Polish Prime Minister Jaroslaw Kaczynski has been meeting the President of the EU executive Jose Manuel Barroso in Brussels, keen to clear up ‘misunderstandings’ as the Polish visitor put it, or, as some diplomats and analysts see it, to brighten up Warsaw’s image – tarnished by his new government’s positions.
On this, his first, foreign trip, Kaczynski summed up parts of his meeting with Barroso saying: “I asserted that Poland was democratic in the broadest sense of the word, and it will remain democratic. It is a market economy and this will be strengthened. The changes we are undertaking serve only to strengthen democracy, the rule of the market and doing away with harmful obstacles to our development.”
Kaczynski’s conservative Law and Justice party won a general election nearly a year ago, vowing to defend against potentially corrupting foreign influences. Among the many strains on the Warsaw-Brussels relationship: a Commission probe is under way into massive state aid Poland had granted to its shipyards, which could go bust if Brussels rules the aid breaks EU fair competition rules.
Poland’s ties with Germany have also been under stress, over energy diplomacy: Berlin’s deal with Moscow to build a gas pipe-line avoiding Polish territory — this combined with a raking up of historic war-time rancour. As for European integration, Poland is the only new EU Member State not to have set a target date for joining the euro.
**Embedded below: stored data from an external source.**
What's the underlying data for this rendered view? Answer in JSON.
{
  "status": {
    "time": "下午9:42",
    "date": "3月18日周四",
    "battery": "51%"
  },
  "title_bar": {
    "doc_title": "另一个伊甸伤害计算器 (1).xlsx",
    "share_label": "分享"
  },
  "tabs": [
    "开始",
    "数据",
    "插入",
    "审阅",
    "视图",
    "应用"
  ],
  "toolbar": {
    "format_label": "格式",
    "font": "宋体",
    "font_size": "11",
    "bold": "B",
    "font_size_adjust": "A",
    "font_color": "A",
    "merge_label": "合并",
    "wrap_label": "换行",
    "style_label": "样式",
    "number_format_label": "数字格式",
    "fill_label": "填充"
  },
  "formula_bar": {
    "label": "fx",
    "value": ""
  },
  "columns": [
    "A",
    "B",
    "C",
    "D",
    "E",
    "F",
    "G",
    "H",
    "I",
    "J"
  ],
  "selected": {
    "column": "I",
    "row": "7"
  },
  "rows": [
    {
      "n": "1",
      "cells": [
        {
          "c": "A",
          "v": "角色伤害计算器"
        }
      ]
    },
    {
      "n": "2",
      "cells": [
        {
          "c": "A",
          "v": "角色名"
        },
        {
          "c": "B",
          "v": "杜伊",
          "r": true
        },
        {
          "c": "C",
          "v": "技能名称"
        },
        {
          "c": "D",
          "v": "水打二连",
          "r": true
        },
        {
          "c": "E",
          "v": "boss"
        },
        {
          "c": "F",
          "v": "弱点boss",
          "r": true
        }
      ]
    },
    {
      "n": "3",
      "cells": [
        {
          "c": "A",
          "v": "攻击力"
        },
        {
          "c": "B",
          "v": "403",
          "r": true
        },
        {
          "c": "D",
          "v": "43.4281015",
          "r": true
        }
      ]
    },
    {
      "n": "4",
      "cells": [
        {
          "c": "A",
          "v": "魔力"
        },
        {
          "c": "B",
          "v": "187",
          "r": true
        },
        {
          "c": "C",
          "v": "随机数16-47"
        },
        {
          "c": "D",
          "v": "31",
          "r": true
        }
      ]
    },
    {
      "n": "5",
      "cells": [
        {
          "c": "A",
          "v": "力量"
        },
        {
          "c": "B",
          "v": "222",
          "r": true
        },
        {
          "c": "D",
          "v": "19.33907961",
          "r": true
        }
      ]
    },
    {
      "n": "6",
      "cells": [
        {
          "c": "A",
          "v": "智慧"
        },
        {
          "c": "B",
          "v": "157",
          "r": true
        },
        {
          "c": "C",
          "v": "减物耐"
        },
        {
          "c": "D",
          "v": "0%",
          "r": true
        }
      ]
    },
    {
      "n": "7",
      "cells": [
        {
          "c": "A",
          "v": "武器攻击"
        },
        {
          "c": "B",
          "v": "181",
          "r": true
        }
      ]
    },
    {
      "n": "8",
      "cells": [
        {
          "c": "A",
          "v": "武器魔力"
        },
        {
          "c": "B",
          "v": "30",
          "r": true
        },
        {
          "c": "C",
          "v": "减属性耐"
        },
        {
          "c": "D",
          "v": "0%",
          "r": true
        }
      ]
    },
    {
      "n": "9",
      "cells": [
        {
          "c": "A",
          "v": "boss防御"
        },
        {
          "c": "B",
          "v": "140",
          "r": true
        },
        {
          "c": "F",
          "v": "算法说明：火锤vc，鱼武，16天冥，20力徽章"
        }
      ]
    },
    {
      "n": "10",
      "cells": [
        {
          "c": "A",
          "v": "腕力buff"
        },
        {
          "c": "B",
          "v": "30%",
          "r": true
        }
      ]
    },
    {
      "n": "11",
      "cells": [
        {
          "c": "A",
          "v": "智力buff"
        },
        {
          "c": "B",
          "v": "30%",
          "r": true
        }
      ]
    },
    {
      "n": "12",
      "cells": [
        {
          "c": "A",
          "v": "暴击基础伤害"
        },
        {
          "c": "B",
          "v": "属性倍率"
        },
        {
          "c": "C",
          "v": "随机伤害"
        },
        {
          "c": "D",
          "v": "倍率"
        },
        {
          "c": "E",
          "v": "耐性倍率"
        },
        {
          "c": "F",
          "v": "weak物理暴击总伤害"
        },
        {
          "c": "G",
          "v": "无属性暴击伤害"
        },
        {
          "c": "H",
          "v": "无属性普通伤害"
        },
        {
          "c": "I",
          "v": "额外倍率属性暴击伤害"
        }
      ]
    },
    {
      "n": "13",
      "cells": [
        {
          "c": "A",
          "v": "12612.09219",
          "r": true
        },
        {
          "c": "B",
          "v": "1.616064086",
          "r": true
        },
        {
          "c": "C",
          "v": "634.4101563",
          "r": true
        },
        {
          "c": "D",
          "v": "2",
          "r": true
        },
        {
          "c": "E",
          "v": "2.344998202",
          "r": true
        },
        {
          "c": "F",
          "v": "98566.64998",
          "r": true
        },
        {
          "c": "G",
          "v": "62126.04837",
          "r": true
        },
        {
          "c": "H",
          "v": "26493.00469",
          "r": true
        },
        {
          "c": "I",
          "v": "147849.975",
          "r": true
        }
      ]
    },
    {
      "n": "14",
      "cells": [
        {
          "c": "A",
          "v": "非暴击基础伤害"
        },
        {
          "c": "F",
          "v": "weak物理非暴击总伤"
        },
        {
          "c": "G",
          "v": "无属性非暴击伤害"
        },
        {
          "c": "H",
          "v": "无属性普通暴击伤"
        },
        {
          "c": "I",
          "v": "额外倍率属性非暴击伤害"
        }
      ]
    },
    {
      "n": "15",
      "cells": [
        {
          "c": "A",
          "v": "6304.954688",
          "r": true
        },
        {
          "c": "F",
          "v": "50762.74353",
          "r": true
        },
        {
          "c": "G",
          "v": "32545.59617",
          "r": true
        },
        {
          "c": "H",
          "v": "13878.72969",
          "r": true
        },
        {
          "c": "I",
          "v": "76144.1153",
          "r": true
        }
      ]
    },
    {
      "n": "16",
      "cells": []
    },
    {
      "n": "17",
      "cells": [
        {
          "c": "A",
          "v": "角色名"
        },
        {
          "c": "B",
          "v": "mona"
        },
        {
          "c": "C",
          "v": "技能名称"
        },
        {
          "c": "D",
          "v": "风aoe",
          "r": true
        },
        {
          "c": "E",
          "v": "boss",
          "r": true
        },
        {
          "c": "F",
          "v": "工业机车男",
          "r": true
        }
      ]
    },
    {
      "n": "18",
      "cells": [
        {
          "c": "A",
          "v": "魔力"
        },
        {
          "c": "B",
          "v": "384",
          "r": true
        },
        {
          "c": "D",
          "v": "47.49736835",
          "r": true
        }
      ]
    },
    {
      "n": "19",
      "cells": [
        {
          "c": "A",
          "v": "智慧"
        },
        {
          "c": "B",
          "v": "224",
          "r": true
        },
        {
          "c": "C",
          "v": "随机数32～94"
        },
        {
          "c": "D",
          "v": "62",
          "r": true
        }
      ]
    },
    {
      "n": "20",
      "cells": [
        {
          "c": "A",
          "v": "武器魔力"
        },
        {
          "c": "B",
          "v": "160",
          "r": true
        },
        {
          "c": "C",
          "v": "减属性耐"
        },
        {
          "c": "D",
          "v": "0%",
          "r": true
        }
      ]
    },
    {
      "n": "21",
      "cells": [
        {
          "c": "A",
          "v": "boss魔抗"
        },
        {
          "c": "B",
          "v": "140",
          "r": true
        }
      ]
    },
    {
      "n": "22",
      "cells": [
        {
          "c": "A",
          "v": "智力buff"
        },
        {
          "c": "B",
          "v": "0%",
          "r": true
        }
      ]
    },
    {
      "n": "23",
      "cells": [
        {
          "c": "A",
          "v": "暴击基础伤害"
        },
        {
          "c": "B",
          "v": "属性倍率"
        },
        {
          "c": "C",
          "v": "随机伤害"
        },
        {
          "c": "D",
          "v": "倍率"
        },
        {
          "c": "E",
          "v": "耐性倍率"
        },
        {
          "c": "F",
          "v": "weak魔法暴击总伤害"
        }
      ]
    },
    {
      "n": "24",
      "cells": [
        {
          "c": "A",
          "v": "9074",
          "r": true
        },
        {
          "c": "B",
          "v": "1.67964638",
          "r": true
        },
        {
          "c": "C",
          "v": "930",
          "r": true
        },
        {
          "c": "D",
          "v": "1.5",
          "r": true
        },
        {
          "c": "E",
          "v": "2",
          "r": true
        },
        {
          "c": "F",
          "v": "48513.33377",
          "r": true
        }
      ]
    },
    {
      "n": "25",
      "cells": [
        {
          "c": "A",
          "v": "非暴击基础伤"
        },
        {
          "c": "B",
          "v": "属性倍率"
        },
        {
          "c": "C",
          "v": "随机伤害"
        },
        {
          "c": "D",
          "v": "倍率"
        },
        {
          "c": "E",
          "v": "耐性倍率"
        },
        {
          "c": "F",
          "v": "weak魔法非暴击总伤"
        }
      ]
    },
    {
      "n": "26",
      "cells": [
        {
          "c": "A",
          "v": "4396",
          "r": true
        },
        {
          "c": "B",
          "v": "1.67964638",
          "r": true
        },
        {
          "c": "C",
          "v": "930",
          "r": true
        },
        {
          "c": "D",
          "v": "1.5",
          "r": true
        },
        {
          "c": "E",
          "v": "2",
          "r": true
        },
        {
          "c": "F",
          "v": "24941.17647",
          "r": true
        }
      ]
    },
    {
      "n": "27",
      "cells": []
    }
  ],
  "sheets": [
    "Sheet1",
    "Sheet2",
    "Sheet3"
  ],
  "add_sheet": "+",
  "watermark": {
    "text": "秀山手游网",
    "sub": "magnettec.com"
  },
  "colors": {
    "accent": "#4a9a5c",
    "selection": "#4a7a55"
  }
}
But Kaczynski insists his country considers its attachment to the EU important, and dismissed criticism of his human rights attitudes. Brussels has warned the new government in Warsaw to abide by EU standards, including keeping in place a European ban on capital punishment. Kaczynski said last month he supports the death penalty in some cases. He has also been criticised in western Europe for banning a gay parade when he was a mayor of Warsaw.